Normal people cringe when they hear the word “statistics” (or they slip into a glassy-eyed stupor). I think it’s a very exciting subject that, for the most part, gets a bad rap. Mark Twain decried, “There are lies, there are damn lies, and then there are statistics!” He was talking about polling data, which can be highly subjective. A pollster can design a poll to say whatever he wants it to say depending on how he phrases a question. But to an investor (or a baseball fan) statistics are a vital component of our analytical toolbox, especially if we’re measuring absolute data, like the daily closing price of an index or the number of hits a player gets in a baseball game. These data points help us to assess past performance and gives us an idea of the possible outcomes the future can hold. This helps wealth managers determine which indices would make good portfolio components and it helps baseball teams determine which players they will offer a lucrative contract.

All you need to know about statistics and investing can be summed up as follows:

The average is the midpoint of all the returns that are measured over a period of time. In other words, half of the results measured will be higher than the average and half of the results will be lower than the average. For example, the annualized return for the Dow Jones Industrial Average (DJIA) since September of 1987 was 8.07% (source: Dow Jones Indexes). This takes into account the crash in October of that year, which was the single largest one month decline of -23%, and our recent performance through March of 2009. As we all know, that doesn’t mean that each year the DJIA plugged along linearly at 8.07% per year. That brings us to our next critical statistical concept, which is standard deviation.

Standard deviation measures the variability of the returns used to compute the average. For the past five calendar years, the DJIA has returned 8.92%, 6.31%, 14.84%, 11.78% and -35.90% in 2008. The standard deviation for the DJIA since September of 1987 through March of 2008 was 15.61% (source: Dow Jones Indexes).

If we have an average rate of return and a standard deviation, we can develop expectations for future performance. If you took the average rate of return for the DJIA (8.07%) and added its standard deviation (15.61%), and then subtracted the standard deviation from the average, this range of possible returns would account for 67% of the likely outcomes for that index. In other words, in two out of three years, the return of that index would be between -7.54% and 23.68% ( 8.07% – 15.61% and 8.07% + 15.61%). If you wanted to account for 95% of the likely outcomes, you could add and subtract two standard deviations to the average, which would give us a possible range of returns between -23.21% and 39.29%. To get 99% certainty for the range of possible outcomes, we would add and subtract three standard deviations above and below the average, which would give us a possible range of returns between-38.82% and 54.90%. This range of outcomes is known as the bell curve or a normal distribution.

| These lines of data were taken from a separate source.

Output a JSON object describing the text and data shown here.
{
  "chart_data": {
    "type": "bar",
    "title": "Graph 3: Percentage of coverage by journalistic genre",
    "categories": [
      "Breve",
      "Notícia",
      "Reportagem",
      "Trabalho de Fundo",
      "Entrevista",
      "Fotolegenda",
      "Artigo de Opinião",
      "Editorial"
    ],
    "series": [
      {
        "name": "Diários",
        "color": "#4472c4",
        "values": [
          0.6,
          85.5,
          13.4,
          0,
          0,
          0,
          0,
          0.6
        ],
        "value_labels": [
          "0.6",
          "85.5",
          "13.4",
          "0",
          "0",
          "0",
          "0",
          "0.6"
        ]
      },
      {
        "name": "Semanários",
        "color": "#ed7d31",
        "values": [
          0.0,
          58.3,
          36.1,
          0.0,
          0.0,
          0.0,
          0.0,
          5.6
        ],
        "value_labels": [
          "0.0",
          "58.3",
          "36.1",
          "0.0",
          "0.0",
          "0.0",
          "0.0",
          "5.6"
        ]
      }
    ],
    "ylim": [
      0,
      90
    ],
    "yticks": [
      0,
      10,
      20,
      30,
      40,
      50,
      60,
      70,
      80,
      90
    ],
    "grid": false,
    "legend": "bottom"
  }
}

I use this concept to design portfolios for my clients. Each asset class has its own risk/return profile. When we blend different asset classes we optimize the likelihood of a favourable long-term result while minimizing volatility over the long-term. Outcomes like what we experienced in 2008 are rare but possible (as we have already figured out). The likelihood of realizing that extreme of an outcome (three standard deviations below the average annual return) two years in a row are, thankfully, highly improbable. I can’t predict what the DJIA is going to do over the next five minutes, but I am highly confident that the probability for good results over the next five years and beyond are quite reasonable.